Short-term gas, long-term consequences
The code generated by AI often lacks modularity, making future changes more difficult. This creates a challenge not only for current tasks, but for future developers who inherit the code base. ”IA is not big with border cases,” said Mehul Gupta, data scientist DBS Bank. “In complex projects, you can introduce subtle errors that are difficult to detect. Risk jumps when working with an unknown language or framework.”
Gupta highlighted a key remuneration. While AI quickly generates boiler code, it also takes more time to examine and debug. This burden is particularly heavy for beginners, who may lack basic knowledge to detect defects or hallucinations.
“The AI coding certainly increased my workflow,” Gupta said. “But the time saved in the writing code often becomes reassigned to review and correct.”
How can developers protect them?
Consciousness is the first line of defense. Recognizing that hallucinations are a known problem can help developers be more critical with AI suggestions. UTSA researchers recommend cross reference packages with verified master lists before installing anything. However, they stress that the final solution is to improve the models themselves.

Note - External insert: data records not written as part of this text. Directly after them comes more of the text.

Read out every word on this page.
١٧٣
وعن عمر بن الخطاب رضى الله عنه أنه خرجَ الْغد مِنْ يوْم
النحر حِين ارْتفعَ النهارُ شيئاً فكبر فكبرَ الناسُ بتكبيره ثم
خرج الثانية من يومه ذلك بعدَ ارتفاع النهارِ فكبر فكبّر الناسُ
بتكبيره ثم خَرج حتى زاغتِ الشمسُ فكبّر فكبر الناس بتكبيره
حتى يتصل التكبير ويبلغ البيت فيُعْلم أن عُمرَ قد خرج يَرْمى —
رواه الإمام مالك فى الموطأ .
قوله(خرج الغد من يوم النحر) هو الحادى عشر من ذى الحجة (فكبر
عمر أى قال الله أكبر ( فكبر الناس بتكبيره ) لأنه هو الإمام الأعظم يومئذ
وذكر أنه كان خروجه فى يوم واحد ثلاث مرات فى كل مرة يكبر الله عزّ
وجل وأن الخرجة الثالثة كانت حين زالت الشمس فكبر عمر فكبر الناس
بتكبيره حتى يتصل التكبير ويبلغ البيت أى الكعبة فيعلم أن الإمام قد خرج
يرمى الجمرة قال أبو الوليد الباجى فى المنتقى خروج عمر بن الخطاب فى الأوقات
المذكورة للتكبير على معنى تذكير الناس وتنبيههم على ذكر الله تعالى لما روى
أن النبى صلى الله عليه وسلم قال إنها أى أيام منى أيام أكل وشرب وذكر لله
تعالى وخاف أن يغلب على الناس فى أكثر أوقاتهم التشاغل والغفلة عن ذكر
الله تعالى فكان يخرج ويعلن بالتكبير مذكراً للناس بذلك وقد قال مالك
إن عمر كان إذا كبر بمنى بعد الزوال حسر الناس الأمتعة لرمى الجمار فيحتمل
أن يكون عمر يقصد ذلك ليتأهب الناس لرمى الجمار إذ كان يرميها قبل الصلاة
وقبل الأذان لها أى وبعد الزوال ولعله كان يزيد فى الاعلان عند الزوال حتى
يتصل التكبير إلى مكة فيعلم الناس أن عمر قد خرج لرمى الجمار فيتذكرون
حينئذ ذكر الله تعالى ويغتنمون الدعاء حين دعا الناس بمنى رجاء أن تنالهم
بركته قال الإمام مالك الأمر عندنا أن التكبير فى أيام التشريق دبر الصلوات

The team shared its findings with key LLM developers such as OpenAI, Meta, DeepSeek and Mistral AI. They urge these companies to improve their training data and to incorporate mechanisms to verify hallucinations during inference. They also advocate awareness raising to inform the community of promoters of this still significant risk.
Q: What can companies do to prevent hallucination-based attacks? A: Companies should invest in model improvements, provide clear warnings for unverified suggestions and encourage best practices among developers, such as package verification and code review.
Even seemingly minor improvements can go far. The introduction of automated verifiers in development environments that indicate non-existing packages or encourage AI tools to include warning labels when confidence is low could prevent developers from falling into the hallucination trap.
The implications of this study go far beyond the academic world. Since AI coding assistants are more involved in developers’ workflows, the industry has to deal with the paradox they present: the comfort involved in the potential risk. Like any powerful tool, its safety depends on how they are used responsibly and how their limits are understood.
Final reflections The LLM will not leave soon. In any case, its use will only increase. But this research reminds us that sophistication is not equal to infallibility. The more we trust AI, the more careful we have to be. Developers, educators and businesses should treat IV as a partner, not as a panacea – a panacea that always requires surveillance, review and above all a good dose of scepticism.